I called Steve, the guy who'd installed the door twenty-two years ago, and he said he'd come over Sunday and take a look. I screwed some vertical 2x4s to the sides, top and bottom of the raised door to make sure it didn't collapse completely in the meantime. At this point, all my plans for Saturday were shot; the door had eaten up too much time and worn me out. I had a beer instead.

I stayed up till midnight Saturday night browsing garage doors on the internet: I figured it was time to replace the door with a fancier one, since insurance would cover the work of replacing the old one (if it was indeed shot), so we'd only need to pay for the difference in value of the upgraded door. I was also hoping that Steve would say it was fine propped up for now and we'd order the new door, and he and his crew would replace it when the new one came in. However, he took one look and said it couldn't stay like this. Should I replace it? Probably, he said. Can we leave it for now? No, we'd better take it down, or reinstall it temporarily.

Well, now I was seeing more uninsured expense. If the door still worked, we'd have to pay the full cost of taking down the old one after it was reinstalled, plus the full cost of purchasing and having them install the new one. We decided to reinstall the old one and see how it looked. That meant I would be helping Steve right then--no finishing my own projects while he and his crew did all the heavy lifting.

It took almost three hours of lifting the heavy door manually, propping it up on a long log laid across two ladders (luckily, we'd been doing some logging in the back yard the week before), clamping off various rails, re-bending stressed metal, replacing various hinges, bars and pivots and sweeping up lots of insulation.
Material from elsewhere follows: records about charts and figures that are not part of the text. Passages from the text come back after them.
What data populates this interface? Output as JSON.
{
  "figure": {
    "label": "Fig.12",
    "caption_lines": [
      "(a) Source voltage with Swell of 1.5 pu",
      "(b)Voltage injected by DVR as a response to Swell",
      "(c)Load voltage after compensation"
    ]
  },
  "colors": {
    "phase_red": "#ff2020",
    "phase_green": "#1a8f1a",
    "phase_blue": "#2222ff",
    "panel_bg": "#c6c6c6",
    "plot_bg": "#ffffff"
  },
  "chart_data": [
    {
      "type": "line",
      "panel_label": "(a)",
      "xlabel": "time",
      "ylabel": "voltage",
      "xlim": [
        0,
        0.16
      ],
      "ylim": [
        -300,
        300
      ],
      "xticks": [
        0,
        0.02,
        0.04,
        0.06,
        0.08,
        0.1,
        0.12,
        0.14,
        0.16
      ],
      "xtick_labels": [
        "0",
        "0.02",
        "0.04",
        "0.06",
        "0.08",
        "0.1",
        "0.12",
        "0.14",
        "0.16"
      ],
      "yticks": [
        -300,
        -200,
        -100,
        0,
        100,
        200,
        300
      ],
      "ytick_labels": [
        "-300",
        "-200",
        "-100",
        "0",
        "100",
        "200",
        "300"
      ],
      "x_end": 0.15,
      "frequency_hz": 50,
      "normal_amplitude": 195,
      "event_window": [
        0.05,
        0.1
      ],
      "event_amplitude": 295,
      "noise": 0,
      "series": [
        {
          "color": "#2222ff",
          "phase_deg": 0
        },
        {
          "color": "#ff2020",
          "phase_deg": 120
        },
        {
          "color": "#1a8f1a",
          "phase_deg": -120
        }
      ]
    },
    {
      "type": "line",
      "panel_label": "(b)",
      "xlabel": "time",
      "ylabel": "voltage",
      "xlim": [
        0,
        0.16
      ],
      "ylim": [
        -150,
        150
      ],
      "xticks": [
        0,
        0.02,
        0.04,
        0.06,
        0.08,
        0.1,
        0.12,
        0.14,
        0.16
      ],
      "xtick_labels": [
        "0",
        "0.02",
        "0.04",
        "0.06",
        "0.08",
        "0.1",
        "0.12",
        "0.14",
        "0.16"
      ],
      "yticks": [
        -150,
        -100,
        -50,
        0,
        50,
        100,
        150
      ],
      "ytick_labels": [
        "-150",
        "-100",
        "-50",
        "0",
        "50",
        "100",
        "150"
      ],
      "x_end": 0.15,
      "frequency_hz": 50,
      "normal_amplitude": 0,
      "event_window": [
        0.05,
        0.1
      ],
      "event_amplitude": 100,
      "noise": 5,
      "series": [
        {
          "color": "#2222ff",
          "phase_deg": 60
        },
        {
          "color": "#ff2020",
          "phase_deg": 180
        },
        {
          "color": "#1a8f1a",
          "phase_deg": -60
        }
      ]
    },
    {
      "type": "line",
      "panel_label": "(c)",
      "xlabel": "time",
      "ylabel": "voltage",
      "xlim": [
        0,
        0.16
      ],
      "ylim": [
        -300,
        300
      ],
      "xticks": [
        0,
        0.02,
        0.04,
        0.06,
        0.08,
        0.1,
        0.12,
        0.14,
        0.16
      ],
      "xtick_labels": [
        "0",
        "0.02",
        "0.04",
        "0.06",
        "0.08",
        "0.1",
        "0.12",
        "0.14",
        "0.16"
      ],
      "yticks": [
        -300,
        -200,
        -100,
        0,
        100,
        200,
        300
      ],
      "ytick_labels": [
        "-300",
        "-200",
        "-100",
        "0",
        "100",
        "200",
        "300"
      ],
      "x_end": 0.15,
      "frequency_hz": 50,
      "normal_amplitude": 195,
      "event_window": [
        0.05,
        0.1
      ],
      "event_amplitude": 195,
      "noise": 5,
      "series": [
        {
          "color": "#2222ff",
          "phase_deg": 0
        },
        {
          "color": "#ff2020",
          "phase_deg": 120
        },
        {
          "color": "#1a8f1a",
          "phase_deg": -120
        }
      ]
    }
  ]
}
The good news: the old door works fine now, runs more quietly (why didn't I think of oiling the moving parts all these years?) and has new safety cables installed so the springs can never snap and put someone's eye or windshield out. The large springs, which used to hang down low enough when the door was opened that I would periodically bang my head on one, now stay close to the ceiling thanks to an alternative layout Steve came up with.  He charged me about half his normal Sunday rate because my attorney wife helped him out with some legal issue years ago. (See? Do a good thing and it comes back to you----karma may take a long time to come back around,  but it comes.) It came out to less than our deductible, so there was no need to involve the insurance company. And I figured out, after discussing the ins and outs of altering the door, how I will remake the door so it looks like old-fashioned out-swinging carriage doors instead of one wide fake-wood grained slab! I had decided the door needed to look better and was resigned to spending big money on a new one.

What I've left out is that I got up at 6:45 Sunday because I had to be at a "breakfast" at 8:30 AM, which turned out to be just muffins, coffee and juice. I really need seven and a half hours' sleep and a decent breakfast including protein to feel alert, so I wound up taking two naps during the day. That, plus the garage door project, did in all my planned Sunday projects.

The garage door spring could have hit one of us when the cable snapped, or taken out a windshield or other window. The door could have collapsed completely---on the car or one of us. It could have fallen sideways and ruined all sorts of things stored in the garage. As it turned out, a lot of dirty, exhausting work was required. So what is the result of this almost-disastrous weekend?

I, ever the cockeyed optimist, am just excited about getting to work making the old slab door look like expensive carriage doors!

Of course, before I start that project, I have a Saturday and Sunday's worth of other projects to complete...

1 comment:

  1. I have since finished the conversion of the garage doors to appear as a pair of carriage house-style doors. It was very successful: what was a blank door painted to blend in with the siding is now a spectacular feature on that end of the house. The project went very well and didn't take all that long considering the value of the end result. I'll have to post pictures soon.